Our proposed future work includes extending the investigation of the effects of synthetic data when applied to training in more general scenarios. To gain a deeper understanding of the effects of synthetic data, we need to explore the domain gap between synthetic and real data, which is influenced by several factors, including the features of the real data, the synthetic data selected for training, and the synthetic data pool from which the incorporated synthetic data is selected. We plan to delve deeper into these factors through design, analysis, and interpretation of a comprehensive set of experiments. To draw broader conclusions that can benefit the overall study of synthetic data usage, we also intend to investigate a wider range of applications, not limited to aerial-view human detection scenarios.

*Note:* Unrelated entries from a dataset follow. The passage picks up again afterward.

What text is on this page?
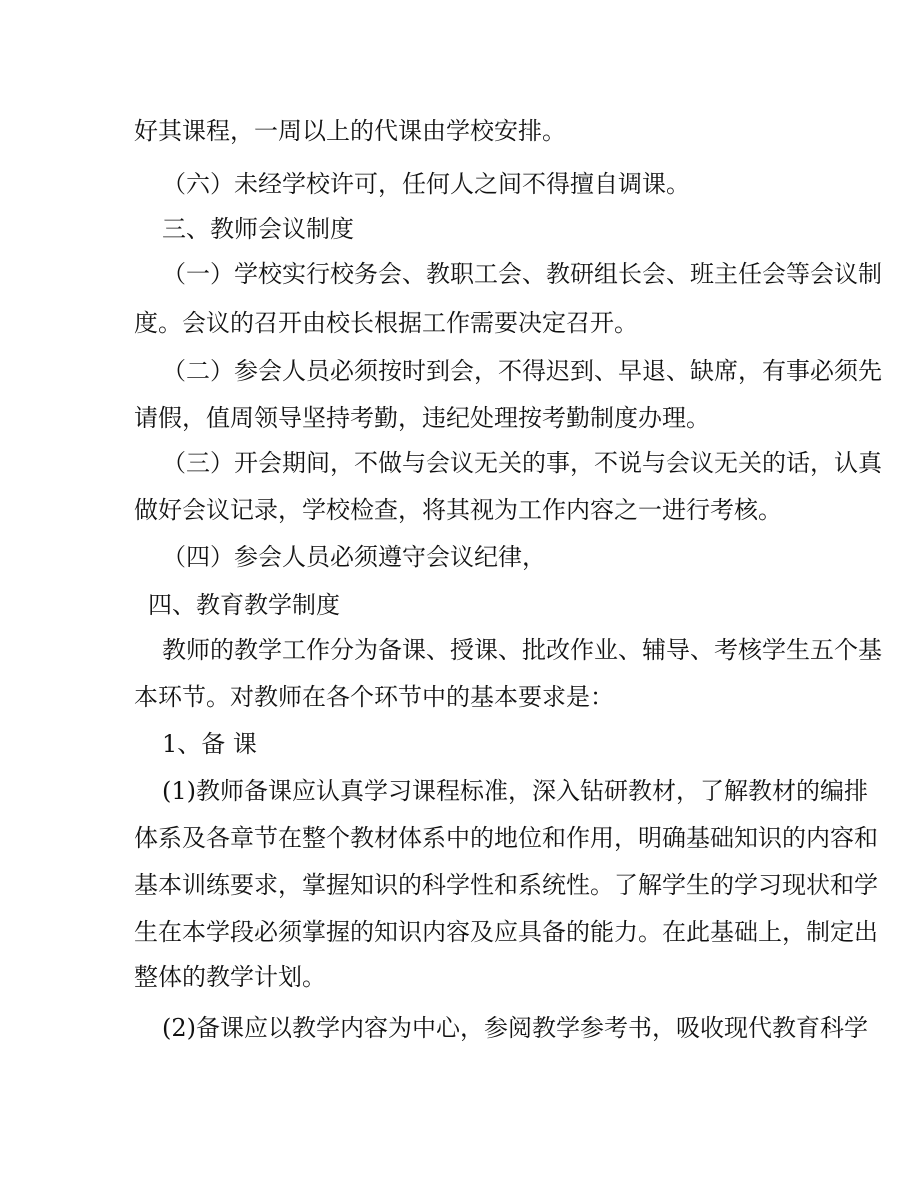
好其课程，一周以上的代课由学校安排。

（六）未经学校许可，任何人之间不得擅自调课。

三、教师会议制度

（一）学校实行校务会、教职工会、教研组长会、班主任会等会议制

度。会议的召开由校长根据工作需要决定召开。

（二）参会人员必须按时到会，不得迟到、早退、缺席，有事必须先

请假，值周领导坚持考勤，违纪处理按考勤制度办理。

（三）开会期间，不做与会议无关的事，不说与会议无关的话，认真

做好会议记录，学校检查，将其视为工作内容之一进行考核。

（四）参会人员必须遵守会议纪律，

四、教育教学制度

教师的教学工作分为备课、授课、批改作业、辅导、考核学生五个基

本环节。对教师在各个环节中的基本要求是：

1、备 课

(1)教师备课应认真学习课程标准，深入钻研教材，了解教材的编排

体系及各章节在整个教材体系中的地位和作用，明确基础知识的内容和

基本训练要求，掌握知识的科学性和系统性。了解学生的学习现状和学

生在本学段必须掌握的知识内容及应具备的能力。在此基础上，制定出

整体的教学计划。

(2)备课应以教学内容为中心，参阅教学参考书，吸收现代教育科学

Second, we propose to investigate the integrated application of graph neural networks and elastic network design methods to systematically optimize trade-offs between accuracy and real-time performance. We plan to carry out this investigation specifically in the context of mapping aerial-based object detection applications onto platforms with limited processing resources, continuing our line of contributions that are relevant to efficient and accurate object detection from aerial-view footage. Elastic neural networks incorporate early exit points to provide alternative trade-offs between accuracy and speed for real-time inference. Such flexibility enables dynamic adjustment of exit points and also introduces new possibilities for combining results from multiple predictions. Given that graph neural networks (GNNs) are frequently used to capture relationships between objects, we plan to integrate GNNs into the framework of object detection, and study the problem of multiobjective design optimization for GNN- and elasticity-integrated system design.